When we choose to use a ReleaseMinor versioning level, a release group could
be 1.2.x or it could be 1.3.x. All the versions within the x range would
then fall within that specific group.

// ReleaseGroup represents a group of releases that are tied together through
// their versioning configuration. A ReleaseGroup could be represented by a
// single Pull Request like `add-feature-x`, or it could be represented by a
// specific tag version, like `1.2.x`.
type ReleaseGroup struct {
	// Name represents the name fo the release group. For PRs this will be
	// represented by the Pull Request name. For (Pre)Releases this will be
	// represented by the filtered tag.
	Name string `json:"name"`

	// Releases represents the releases that are available for the specific
	// ReleaseGroup.
	Releases []Release `json:"release"`
}

Release

The Release itself will reflect a minor change as well. We'll add a Status
field to the release. We can have several Statuses:

Active: the main active release, the release we actually want to use
Canary: a temporary deployment which is active, but doesn't receive the main trafic
Error: a temporary deployment which isn't active for some reason
Deprecated: a release that will be removed shortly

type ReleaseStatus string

const (
	// ReleaseStatusActive refers to a release which receives the application's
	// main traffic.
	ReleaseStatusActive ReleaseStatus = "active"
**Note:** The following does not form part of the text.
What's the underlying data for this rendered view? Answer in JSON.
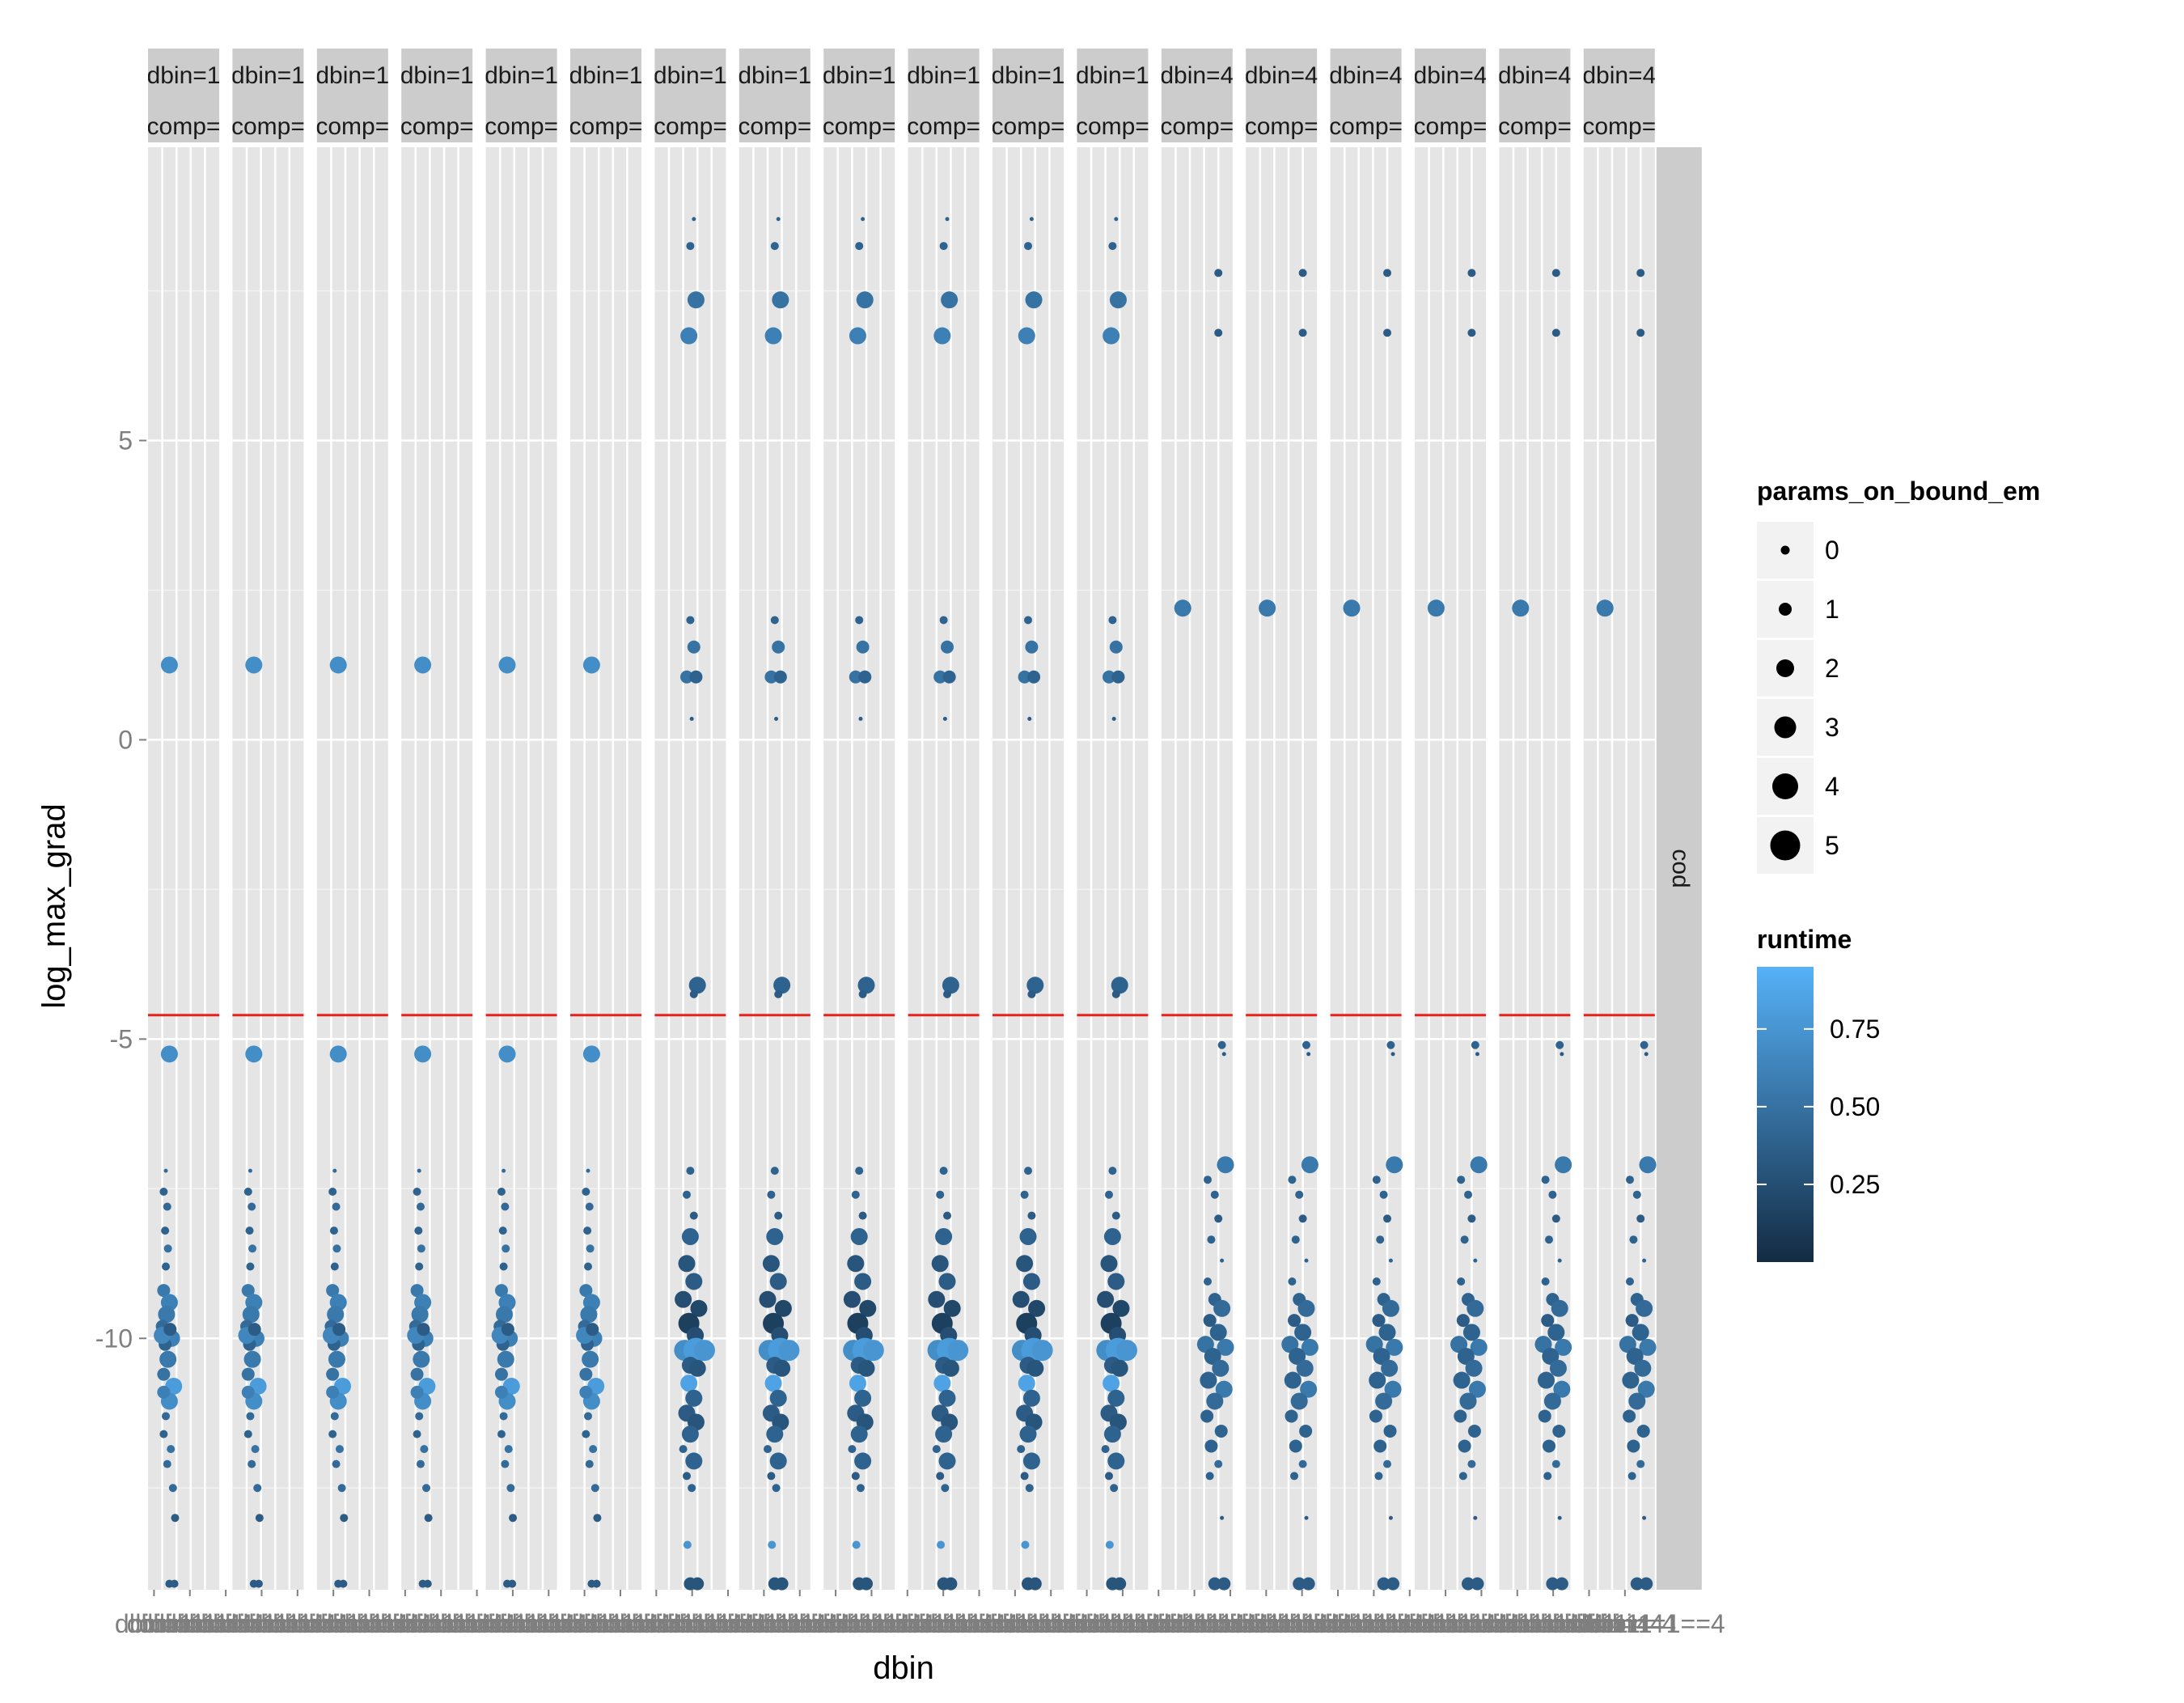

	// ReleaseStatusCanary refers to a release which is healthy and receives the
	// application's test traffic.
	ReleaseStatusCanary ReleaseStatus = "canary"

	// ReleaseStatusError refers to a release which encountered an error whilst
	// trying to deploy.
	ReleaseStatusError ReleaseStatus = "error"

	// ReleaseStatusDeprecated referes to a release which will be removed
	// shortly.
	ReleaseStatusDreprecated ReleaseStatus = "deprecated"
)

// Release represents a specific release for a version of an image.
type Release struct {
	// …

	// Status represents the current status of this specific Release.
	Status ReleaseStatus `json:"status"`
}

NetworkPolicy Changes

In the NetworkPolicy.Spec, we'd remove the UpdateStrategy field and always
rely on the active release for a ReleaseGroup in the Microservice.Status.

We'll do what we do now and use the labels of Microservice Release where the
Status is set to Active. We'll then update the main Service to point to these
labels instead.

By doing this, we should achieve 0 downtime as the Microservice controller
only marks the Release Active once it's happy with it's availability.

The NetworkPolicy will now be simpler and just iterate over the ReleaseGroups.
We can now introduce a new Template Variable to the templating system for the
Domains as well, ReleaseGroupName.

Answer 1 · 2018-07-16T14:12:44.000Z

+1 on ReleaseGroup. I'd prefer the name ReleaseStream though. This is something captured in the stream stuff for PR support, but to handle major/minor/patch etc upgrades, having a proper concept for it would be very useful.

-1 on moving this control from networkpolicy to microservice. having control over which bits serve traffic, and allowing multiple domains to point to the same vsvc is a big differentiator for hlnr. is it actually a useful one? I dunno, but I like to think so :)

The microservice should handle garbage collection of vsvcs based on a configured number of live instances, the release streams in play, and the vsvcs that have network policies pointed at them. the networkpolicy should handle updating to a new vsvc, if configured to do so, based on vsvc readiness.

To support canarying and rolling deploys along with blue/green, a networkpolicy that updates can inform the vsvcs in play to adjust themselves.

For microservices that don't have an http component... I dunno. I think we can worry about that afterwards. maybe it looks like what you've outlined, or maybe its a new api object.